The Justice Department is seeking to bolster the FBI’s efforts at apprehending violent criminals — issuing grants for local police departments to test rape kits and requiring that those agencies submit information to an underutilized FBI database designed to catch serial killers and rapists.
The Justice Department will make $40 million in grants for rape kit testing, including $2 million to assist localities in sending case information to what is known as the FBI’s Violent Criminal Apprehension Program, or ViCAP. The program, which includes a national database, is designed to catch serial rapists and killers who exhibit specific, distinctive behaviors while committing their crimes. For instance, the database might link several attacks committed by a rapist who uses a certain kind of weapon.
The bureau plans to make up to 25 awards to different agencies, ranging from $500,000 to $3 million. The new grants will pay for staff and training to enter information into the ViCAP system.
“Entry into ViCAP will expand the number of cases in the system and ultimately make it a more robust and useful crime fighting tool for every law enforcement agency in the country,” said a statement issued by the Justice Department’s Bureau of Justice Assistance, which is overseeing the new grants.
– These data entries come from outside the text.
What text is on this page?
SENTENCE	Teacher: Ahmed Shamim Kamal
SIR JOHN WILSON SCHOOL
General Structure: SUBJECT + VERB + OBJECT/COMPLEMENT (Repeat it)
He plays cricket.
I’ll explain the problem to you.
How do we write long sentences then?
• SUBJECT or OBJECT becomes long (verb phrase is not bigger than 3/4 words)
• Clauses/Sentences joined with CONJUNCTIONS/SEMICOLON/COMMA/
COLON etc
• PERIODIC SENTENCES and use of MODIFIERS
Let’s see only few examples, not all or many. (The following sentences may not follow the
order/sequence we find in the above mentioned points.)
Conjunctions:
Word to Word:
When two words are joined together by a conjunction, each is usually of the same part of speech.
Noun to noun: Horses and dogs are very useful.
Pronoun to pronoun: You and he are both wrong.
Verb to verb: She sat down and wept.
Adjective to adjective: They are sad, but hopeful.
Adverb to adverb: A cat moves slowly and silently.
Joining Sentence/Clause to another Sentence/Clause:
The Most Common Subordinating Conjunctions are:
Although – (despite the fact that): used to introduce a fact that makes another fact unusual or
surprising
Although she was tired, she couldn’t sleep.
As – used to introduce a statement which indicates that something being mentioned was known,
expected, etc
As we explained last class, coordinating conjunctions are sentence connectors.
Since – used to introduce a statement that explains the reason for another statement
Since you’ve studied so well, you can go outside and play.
The announcement comes after a ProPublica investigation in 2015 found that law enforcement agencies rarely use the database, which was created more than 30 years ago. Criminal justice experts say that ViCAP could be a useful tool in helping solve cases where DNA plays no role — from half to 70 percent of all rape cases, according to estimates.
Police investigators told ProPublica that the database was cumbersome to use, requiring several hours to enter dozens of fields of information. Only about 1,400 of the 18,000 law enforcement agencies in the country used the system.
In Canada, where law enforcement agencies are required to enter information into a system similar to ViCAP, police have gathered more than 500,000 case records which have generated more than 7,000 leads over the years. The FBI’s ViCAP program has just 89,000 records three decades after it was created.
The Justice Department “was aware that the time and cost associated with making ViCAP entries were important considerations in terms of law enforcement actually being able to enter the cases into the system,” the agency said. “The overarching goal . . . is to identify violent offenders, resolve crimes, prevent additional violent crimes, and do everything possible to get justice for victims.”